Core Concepts
MINTは、マルチターゲットの事前トレーニングと指示チューニングを通じて音声言語モデルを強化する革新的なALPフレームワークです。
Abstract
Abstract:
MINT introduces a novel ALP framework for boosting audio-language models through multi-target pre-training and instruction tuning.
Bridge-Net enhances cross-modality alignment and model's ability to follow instructions for various audio-text tasks.
Introduction:
Large language models (LLMs) are utilized to enrich ALP capabilities.
MINT aims to bridge the modality gap and develop audio-language models that can effectively follow instructions.
Proposed methods:
MINT leverages frozen pre-trained models and introduces Bridge-Net to narrow the modality gap.
Model architecture includes an audio transformer, text transformer, and learnable query embeddings in Bridge-Net.
Experiments:
Training data collected from multiple publicly available audio datasets.
MINT evaluated on discriminative tasks like audio classification and generative tasks like audio captioning.
Results:
MINT outperforms Pengi in various audio classification tasks across different datasets.

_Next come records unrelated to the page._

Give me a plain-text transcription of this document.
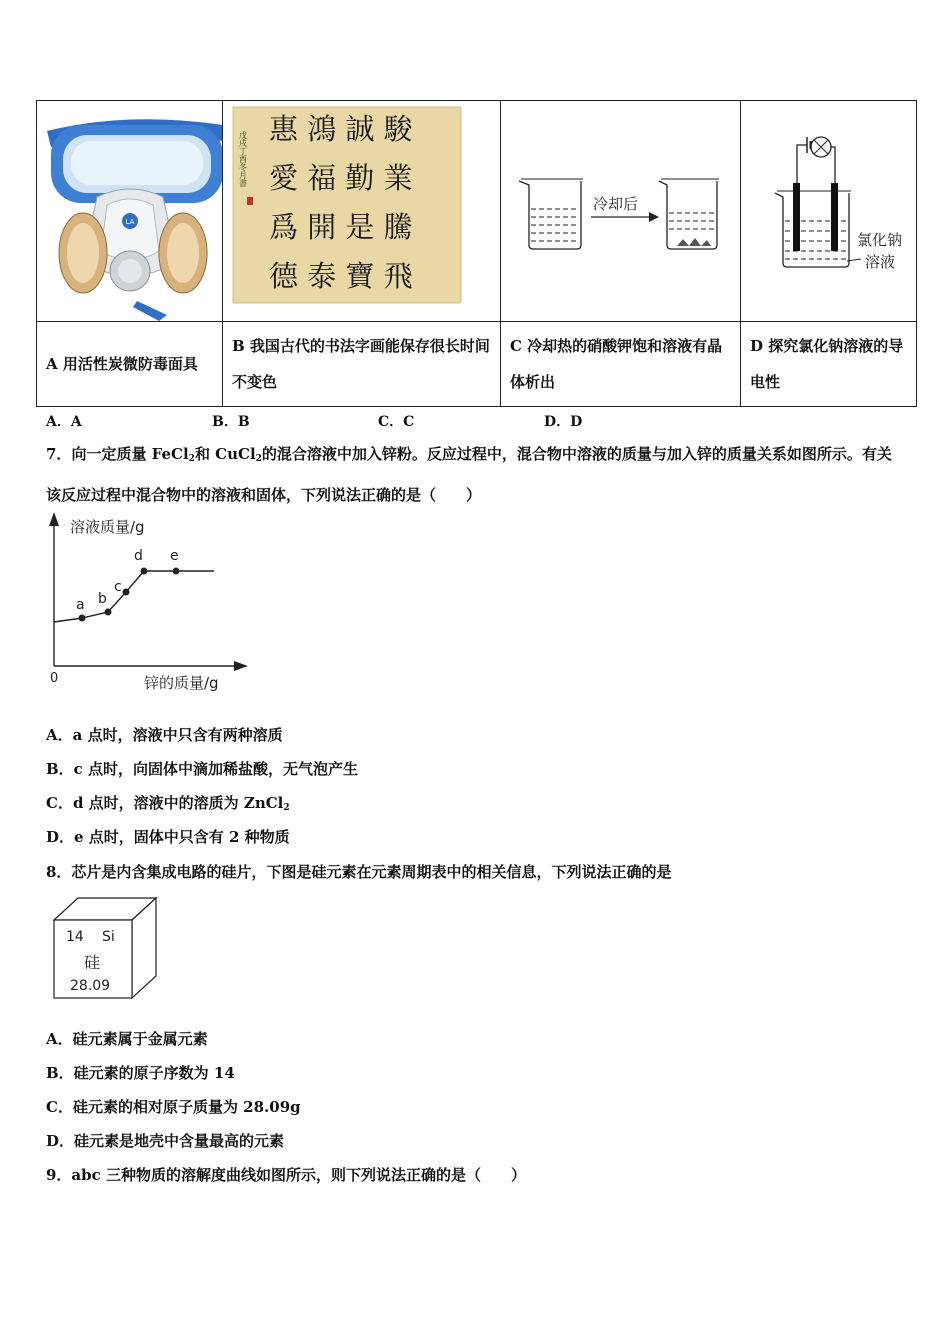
LA	戊戌丁酉冬月書
惠 鴻 誠 駿
愛 福 勤 業
爲 開 是 騰
德 泰 寶 飛	冷却后	氯化钠
溶液

A 用活性炭微防毒面具	B 我国古代的书法字画能保存很长时间不变色	C 冷却热的硝酸钾饱和溶液有晶体析出	D 探究氯化钠溶液的导电性
A．A	B．B	C．C	D．D
7．向一定质量 FeCl$_2$和 CuCl$_2$的混合溶液中加入锌粉。反应过程中，混合物中溶液的质量与加入锌的质量关系如图所示。有关该反应过程中混合物中的溶液和固体，下列说法正确的是（　　）
溶液质量/g
锌的质量/g
0
a b
c
d e
A．a 点时，溶液中只含有两种溶质
B．c 点时，向固体中滴加稀盐酸，无气泡产生
C．d 点时，溶液中的溶质为 ZnCl$_2$
D．e 点时，固体中只含有 2 种物质
8．芯片是内含集成电路的硅片，下图是硅元素在元素周期表中的相关信息，下列说法正确的是
14 Si
硅
28.09
A．硅元素属于金属元素
B．硅元素的原子序数为 14
C．硅元素的相对原子质量为 28.09g
D．硅元素是地壳中含量最高的元素
9．abc 三种物质的溶解度曲线如图所示，则下列说法正确的是（　　）
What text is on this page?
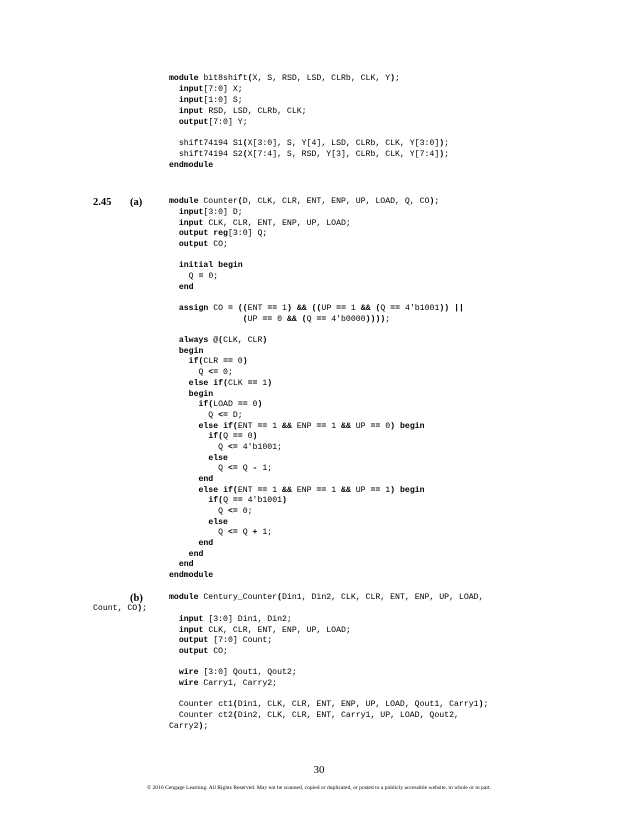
module bit8shift(X, S, RSD, LSD, CLRb, CLK, Y);
input[7:0] X;
input[1:0] S;
input RSD, LSD, CLRb, CLK;
output[7:0] Y;
shift74194 S1(X[3:0], S, Y[4], LSD, CLRb, CLK, Y[3:0]);
shift74194 S2(X[7:4], S, RSD, Y[3], CLRb, CLK, Y[7:4]);
endmodule
module Counter(D, CLK, CLR, ENT, ENP, UP, LOAD, Q, CO);
input[3:0] D;
input CLK, CLR, ENT, ENP, UP, LOAD;
output reg[3:0] Q;
output CO;
initial begin
Q = 0;
end
assign CO = ((ENT == 1) && ((UP == 1 && (Q == 4'b1001)) ||
(UP == 0 && (Q == 4'b0000))));
always @(CLK, CLR)
begin
if(CLR == 0)
Q <= 0;
else if(CLK == 1)
begin
if(LOAD == 0)
Q <= D;
else if(ENT == 1 && ENP == 1 && UP == 0) begin
if(Q == 0)
Q <= 4'b1001;
else
Q <= Q - 1;
end
else if(ENT == 1 && ENP == 1 && UP == 1) begin
if(Q == 4'b1001)
Q <= 0;
else
Q <= Q + 1;
end
end
end
endmodule
module Century_Counter(Din1, Din2, CLK, CLR, ENT, ENP, UP, LOAD,
Count, CO);
input [3:0] Din1, Din2;
input CLK, CLR, ENT, ENP, UP, LOAD;
output [7:0] Count;
output CO;
wire [3:0] Qout1, Qout2;
wire Carry1, Carry2;
Counter ct1(Din1, CLK, CLR, ENT, ENP, UP, LOAD, Qout1, Carry1);
Counter ct2(Din2, CLK, CLR, ENT, Carry1, UP, LOAD, Qout2,
Carry2);
2.45 (a)
(b)
30
© 2016 Cengage Learning. All Rights Reserved. May not be scanned, copied or duplicated, or posted to a publicly accessible website, in whole or in part.
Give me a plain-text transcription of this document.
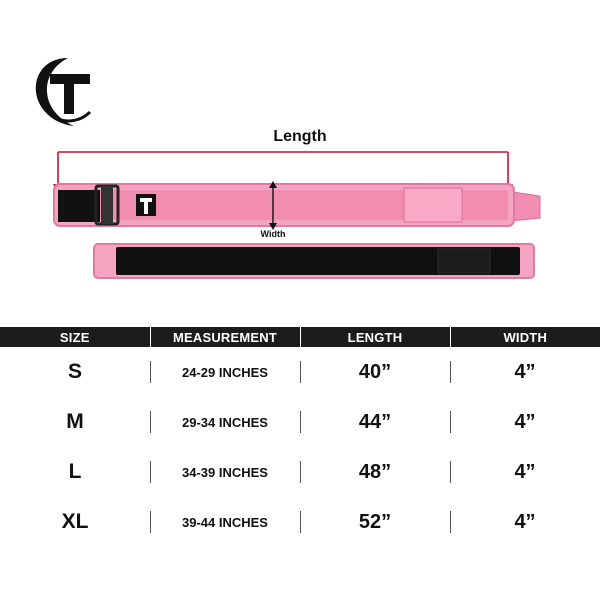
Length
Width
SIZE	MEASUREMENT	LENGTH	WIDTH
S	24-29 INCHES	40”	4”
M	29-34 INCHES	44”	4”
L	34-39 INCHES	48”	4”
XL	39-44 INCHES	52”	4”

In generative tasks like audio captioning, MINT exhibits significant superiority over traditional supervised approaches.
Ablation study:
Combining all three components (ALC, ALM, ATG) maximizes performance in the loss function.
Optimal results achieved upon completion of both training stages in MINT.
Stats
MINTは、Nsynthで68.26%、GTZAN(ZS)で49.66%の精度を達成しました。